Companies to watch from Denver Startup Week: Sitter.me

Kristen Stiles, CEO and co-founder of Sitter.me, hopes to make the act of finding caretakers easier for parents.
5 min. read

Lonnie, Matt, Kristen and her husband, Dan of Sitter.me. (Chloe Aiello/Denverite)

Kristen Stiles, CEO and co-founder of Sitter.me, hopes to make the act of finding caretakers easier for parents.

The app Stiles and her co-founder, Matt Stueve, developed functions by putting sitters and caretakers of any kind — think the elderly, pets — on a unified platform. Stiles attributes the success of Sitter.me to its practical application to the real world. She considers the old, phone-tag method of booking babysitters to be a point of stress for many parents.

“You call or text one [babysitter], then you wait. Working the way down your call list takes hours — and that's if you have babysitters,” Stiles said. “If you don't have babysitters, you ask friends. And if you don’t have friends in the area, you have to spend weeks vetting somebody that you meet online. It’s horrible.”

With Sitter.me, caretakers can cultivate a network of their own sitters, or build one through social networking. If social networking isn’t an option, the app connects caretakers with new sitters in the area.

The parents to sitter connection can be made in under three minutes and the app allows for credit card payments in as little time. Sitters determine their own rates and parents set a timer for care, similar to trips on Uber. Once the timer stops, payments are sent directly to the sitter. And parents can add tips or reimbursements, for pizza, stickers, dog treats, whatever.

The app is free, although in the future, there will be a transaction cost for caretakers.

Stiles was inspired to make the app by her own mother's experiences.

“My mom was a single mom and growing up I remember the pain she had getting a babysitter,” she said. “I thought, there must be a better way than this, like this is ridiculous that we are still doing this the way my mom did it!”

Stiles herself is a mother of two boys. Coming from a background in corporate tech, working for Fortune 100 companies for 20 years, Stiles immediately turned to tech for a solution. In 2014, she gathered a five-person team consisting of her husband, Dan Stiles, and her long-time colleague, Stueve, and hit the ground running. The app hit the iTunes store in 2015.

As a mom in tech, Stiles’ situation is fairly rare.

In 2015, Crunchbase released one of the first reports on female founders, using their own data from 2009 to 2014. It showed that of the 14,341 US startups that they found had received funding in that time, 15.5 percent had at least one female founder.

Finding female entrepreneurs who are also mothers is even rarer — 43 percent of total female entrepreneurs have had children while running companies. Fewer yet start companies as moms — like Stiles did. 

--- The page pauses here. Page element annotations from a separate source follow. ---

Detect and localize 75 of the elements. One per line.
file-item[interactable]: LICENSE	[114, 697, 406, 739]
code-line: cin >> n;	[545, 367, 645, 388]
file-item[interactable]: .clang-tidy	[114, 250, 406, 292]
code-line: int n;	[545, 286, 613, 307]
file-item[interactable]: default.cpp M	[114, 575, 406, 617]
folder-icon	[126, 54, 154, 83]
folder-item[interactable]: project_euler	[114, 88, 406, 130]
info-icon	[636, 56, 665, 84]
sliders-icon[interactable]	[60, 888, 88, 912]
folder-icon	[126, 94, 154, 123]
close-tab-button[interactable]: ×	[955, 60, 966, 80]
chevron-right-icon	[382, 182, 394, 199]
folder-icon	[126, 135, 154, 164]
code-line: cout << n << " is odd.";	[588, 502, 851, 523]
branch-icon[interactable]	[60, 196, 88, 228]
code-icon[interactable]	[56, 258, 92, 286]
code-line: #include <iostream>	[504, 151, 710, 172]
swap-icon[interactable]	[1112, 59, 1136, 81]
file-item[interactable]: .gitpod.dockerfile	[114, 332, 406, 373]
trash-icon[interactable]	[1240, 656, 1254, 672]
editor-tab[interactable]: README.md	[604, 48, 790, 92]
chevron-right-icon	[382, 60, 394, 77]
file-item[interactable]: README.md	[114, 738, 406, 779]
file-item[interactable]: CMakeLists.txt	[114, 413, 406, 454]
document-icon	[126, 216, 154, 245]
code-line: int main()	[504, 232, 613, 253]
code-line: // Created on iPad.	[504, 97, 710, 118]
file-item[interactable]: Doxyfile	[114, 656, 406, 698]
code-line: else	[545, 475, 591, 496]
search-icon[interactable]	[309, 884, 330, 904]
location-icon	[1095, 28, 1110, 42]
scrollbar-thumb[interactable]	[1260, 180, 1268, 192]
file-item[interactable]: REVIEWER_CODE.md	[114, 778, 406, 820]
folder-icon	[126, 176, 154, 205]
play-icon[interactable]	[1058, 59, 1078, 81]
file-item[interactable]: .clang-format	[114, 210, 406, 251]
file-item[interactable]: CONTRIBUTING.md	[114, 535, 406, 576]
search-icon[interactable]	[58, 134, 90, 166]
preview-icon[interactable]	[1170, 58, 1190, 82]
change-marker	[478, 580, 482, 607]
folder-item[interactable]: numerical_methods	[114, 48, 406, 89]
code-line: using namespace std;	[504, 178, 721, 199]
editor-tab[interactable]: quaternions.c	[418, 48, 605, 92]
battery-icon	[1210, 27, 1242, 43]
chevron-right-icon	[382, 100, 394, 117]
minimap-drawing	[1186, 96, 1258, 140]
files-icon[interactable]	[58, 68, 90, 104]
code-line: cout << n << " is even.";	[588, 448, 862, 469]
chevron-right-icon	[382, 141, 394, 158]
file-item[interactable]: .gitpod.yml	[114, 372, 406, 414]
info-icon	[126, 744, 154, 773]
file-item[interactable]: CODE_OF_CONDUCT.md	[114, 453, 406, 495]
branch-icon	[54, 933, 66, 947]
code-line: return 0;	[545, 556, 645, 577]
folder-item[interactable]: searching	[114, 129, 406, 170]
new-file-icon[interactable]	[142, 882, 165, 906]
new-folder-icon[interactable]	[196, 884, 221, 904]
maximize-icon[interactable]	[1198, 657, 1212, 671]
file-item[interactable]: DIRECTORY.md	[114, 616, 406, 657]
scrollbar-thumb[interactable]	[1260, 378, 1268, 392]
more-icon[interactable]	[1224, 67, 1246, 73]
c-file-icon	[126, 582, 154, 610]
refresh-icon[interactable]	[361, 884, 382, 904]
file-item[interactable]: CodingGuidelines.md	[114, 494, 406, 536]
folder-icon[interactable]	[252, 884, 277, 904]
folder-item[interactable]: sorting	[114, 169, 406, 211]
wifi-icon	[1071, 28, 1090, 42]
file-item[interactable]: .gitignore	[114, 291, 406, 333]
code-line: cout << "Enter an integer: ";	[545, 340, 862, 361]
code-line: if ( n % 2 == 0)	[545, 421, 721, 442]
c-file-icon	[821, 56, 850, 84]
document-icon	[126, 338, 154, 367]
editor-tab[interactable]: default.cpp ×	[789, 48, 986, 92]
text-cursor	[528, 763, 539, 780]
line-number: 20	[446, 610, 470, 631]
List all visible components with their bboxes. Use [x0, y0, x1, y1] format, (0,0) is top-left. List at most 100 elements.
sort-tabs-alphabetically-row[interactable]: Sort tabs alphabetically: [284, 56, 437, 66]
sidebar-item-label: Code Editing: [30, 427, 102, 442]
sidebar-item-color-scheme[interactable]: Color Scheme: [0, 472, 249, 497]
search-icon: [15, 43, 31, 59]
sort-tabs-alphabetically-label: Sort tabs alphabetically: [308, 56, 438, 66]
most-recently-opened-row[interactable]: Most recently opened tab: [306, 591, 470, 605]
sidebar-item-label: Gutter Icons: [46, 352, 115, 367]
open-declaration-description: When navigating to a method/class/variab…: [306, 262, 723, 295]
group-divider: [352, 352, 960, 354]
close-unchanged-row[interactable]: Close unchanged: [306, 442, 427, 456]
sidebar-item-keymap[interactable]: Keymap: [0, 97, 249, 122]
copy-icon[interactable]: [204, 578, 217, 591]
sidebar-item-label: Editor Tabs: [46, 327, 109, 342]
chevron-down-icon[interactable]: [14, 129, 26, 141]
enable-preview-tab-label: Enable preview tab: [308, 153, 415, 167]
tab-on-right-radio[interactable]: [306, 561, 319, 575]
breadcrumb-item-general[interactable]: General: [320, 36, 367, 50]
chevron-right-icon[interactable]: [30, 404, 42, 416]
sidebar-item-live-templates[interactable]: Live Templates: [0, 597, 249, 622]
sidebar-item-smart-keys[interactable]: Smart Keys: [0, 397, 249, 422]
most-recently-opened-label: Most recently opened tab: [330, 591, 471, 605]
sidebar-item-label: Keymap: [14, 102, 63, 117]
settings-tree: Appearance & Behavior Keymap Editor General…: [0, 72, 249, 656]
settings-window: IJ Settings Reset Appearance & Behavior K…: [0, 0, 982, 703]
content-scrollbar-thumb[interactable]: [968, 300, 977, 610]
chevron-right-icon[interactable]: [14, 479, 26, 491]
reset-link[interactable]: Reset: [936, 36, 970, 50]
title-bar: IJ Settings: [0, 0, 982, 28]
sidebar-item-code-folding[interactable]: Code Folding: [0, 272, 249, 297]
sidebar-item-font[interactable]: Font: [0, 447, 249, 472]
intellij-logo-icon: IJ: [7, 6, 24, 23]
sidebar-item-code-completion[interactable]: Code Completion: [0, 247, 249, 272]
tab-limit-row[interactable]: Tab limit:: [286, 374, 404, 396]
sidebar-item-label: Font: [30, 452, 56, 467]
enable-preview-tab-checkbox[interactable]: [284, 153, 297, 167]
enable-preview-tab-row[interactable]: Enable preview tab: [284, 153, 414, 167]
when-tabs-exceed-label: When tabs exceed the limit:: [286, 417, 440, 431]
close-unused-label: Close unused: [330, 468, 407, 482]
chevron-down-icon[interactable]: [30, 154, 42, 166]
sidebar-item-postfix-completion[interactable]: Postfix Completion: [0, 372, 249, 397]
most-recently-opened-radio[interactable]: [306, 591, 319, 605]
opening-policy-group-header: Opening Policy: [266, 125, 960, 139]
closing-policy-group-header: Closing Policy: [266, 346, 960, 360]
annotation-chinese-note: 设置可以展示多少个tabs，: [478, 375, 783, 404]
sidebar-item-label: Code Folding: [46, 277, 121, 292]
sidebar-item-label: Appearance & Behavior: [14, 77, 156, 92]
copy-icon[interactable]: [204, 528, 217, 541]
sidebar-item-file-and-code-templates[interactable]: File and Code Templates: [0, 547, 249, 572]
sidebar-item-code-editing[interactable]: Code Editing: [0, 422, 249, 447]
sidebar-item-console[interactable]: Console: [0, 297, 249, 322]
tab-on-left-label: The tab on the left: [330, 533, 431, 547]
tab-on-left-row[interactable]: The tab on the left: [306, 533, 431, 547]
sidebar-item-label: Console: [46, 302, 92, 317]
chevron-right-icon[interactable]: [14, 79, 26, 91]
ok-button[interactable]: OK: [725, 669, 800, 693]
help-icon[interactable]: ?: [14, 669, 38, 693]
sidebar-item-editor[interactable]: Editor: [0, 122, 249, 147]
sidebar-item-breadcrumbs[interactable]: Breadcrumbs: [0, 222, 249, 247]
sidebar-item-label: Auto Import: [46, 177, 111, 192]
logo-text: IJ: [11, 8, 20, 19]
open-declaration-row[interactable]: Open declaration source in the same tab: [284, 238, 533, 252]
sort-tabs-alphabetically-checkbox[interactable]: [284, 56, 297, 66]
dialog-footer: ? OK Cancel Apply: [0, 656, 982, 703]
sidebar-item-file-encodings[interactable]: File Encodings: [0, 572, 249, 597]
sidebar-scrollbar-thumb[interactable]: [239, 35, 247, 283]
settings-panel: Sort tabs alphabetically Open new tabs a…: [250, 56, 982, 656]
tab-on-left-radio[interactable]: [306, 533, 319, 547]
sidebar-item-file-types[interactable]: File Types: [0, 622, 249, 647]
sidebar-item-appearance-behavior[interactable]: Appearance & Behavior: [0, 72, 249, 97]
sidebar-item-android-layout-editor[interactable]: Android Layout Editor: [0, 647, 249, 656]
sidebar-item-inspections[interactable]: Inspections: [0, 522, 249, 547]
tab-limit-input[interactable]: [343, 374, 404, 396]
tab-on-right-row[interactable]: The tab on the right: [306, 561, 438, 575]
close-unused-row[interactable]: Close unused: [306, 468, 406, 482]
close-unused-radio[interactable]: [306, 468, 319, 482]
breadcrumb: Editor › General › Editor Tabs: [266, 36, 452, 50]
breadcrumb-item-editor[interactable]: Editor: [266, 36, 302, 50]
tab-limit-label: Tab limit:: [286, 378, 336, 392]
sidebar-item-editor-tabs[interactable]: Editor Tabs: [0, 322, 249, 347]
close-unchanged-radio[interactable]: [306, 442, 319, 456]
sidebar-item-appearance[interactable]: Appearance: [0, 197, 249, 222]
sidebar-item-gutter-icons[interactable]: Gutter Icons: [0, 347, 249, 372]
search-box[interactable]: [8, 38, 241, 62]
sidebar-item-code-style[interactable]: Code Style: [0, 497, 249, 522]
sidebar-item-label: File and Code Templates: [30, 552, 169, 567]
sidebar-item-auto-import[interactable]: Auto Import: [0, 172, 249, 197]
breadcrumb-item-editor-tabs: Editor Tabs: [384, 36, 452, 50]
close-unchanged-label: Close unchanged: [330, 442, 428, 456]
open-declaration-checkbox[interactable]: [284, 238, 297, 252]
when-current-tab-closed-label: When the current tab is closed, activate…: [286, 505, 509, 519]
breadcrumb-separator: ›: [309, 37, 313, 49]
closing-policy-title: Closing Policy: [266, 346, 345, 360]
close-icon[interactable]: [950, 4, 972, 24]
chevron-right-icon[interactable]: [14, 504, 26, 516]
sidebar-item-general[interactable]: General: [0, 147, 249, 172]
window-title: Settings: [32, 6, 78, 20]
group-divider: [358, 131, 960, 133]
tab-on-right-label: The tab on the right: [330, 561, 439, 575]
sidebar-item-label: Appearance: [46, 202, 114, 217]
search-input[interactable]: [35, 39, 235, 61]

“Not only was I going into a startup world, which is a completely different than corporate culture, I was a mom,” Stiles said. “I may not look like everyone else but I can still do it.”

Stiles says reception to Sitter.me has been mostly good with the exception of a few “haters.” The company has already attracted $615,000 through two rounds of funding, and although the team refuses to release official numbers, they say that the app has tens of thousands of users in 50 states.

Stiles attributes this success, in part, to Denver.

“I think Colorado is the best place to start tech, and the reason is because of the supportive community,” she said. “When you combine that with the lower cost of living, the amazing talent and the fact that people actually want to live here, you have a winning combination for an excellent entrepreneurial community.”

The Stiles are based in Estes, but routinely come down to Denver to work out of the Commons on Champa — a free or low-cost facility for Denver entrepreneurs.

“The resources available are phenomenal, like Denver Startup Week — it’s entrepreneurs helping other entrepreneurs,” Stiles said.

Stiles said she was impressed with the diversity she saw on the panels and found the focus on women in tech inspiring. Her favorite event? “A Bigger Tent” summit on Monday, Sept. 12. It featured three powerful women, Suma Nallapati, Colorado Secretary of Technology and Chief Information Officer; Heather Terenzio, CEO and founder of Techtonic Group; and Terry Morreale, CTO of National Center for Women in Technology, engaged in a conversation about gender bias in tech and startup culture.

After the Sitter-hosted Fireside Chat on Wednesday of Denver Startup Week, Stiles said the panel shaped her perspective on the rest of the week's events. But she also said she feels that every entrepreneur, not just minority groups, needs the same quality to survive.

“That quality is just flat out perseverance,” she said. “You have to trust in yourself and your idea and the market to really get through, but that's the same whether you're a minority or a man.”

And for Sitter.me, Stiles has big goals. Within the next year, the team hopes to scale and turn a revenue. Long-term, Stiles would like Sitter to be the go-to solution for parents nationwide.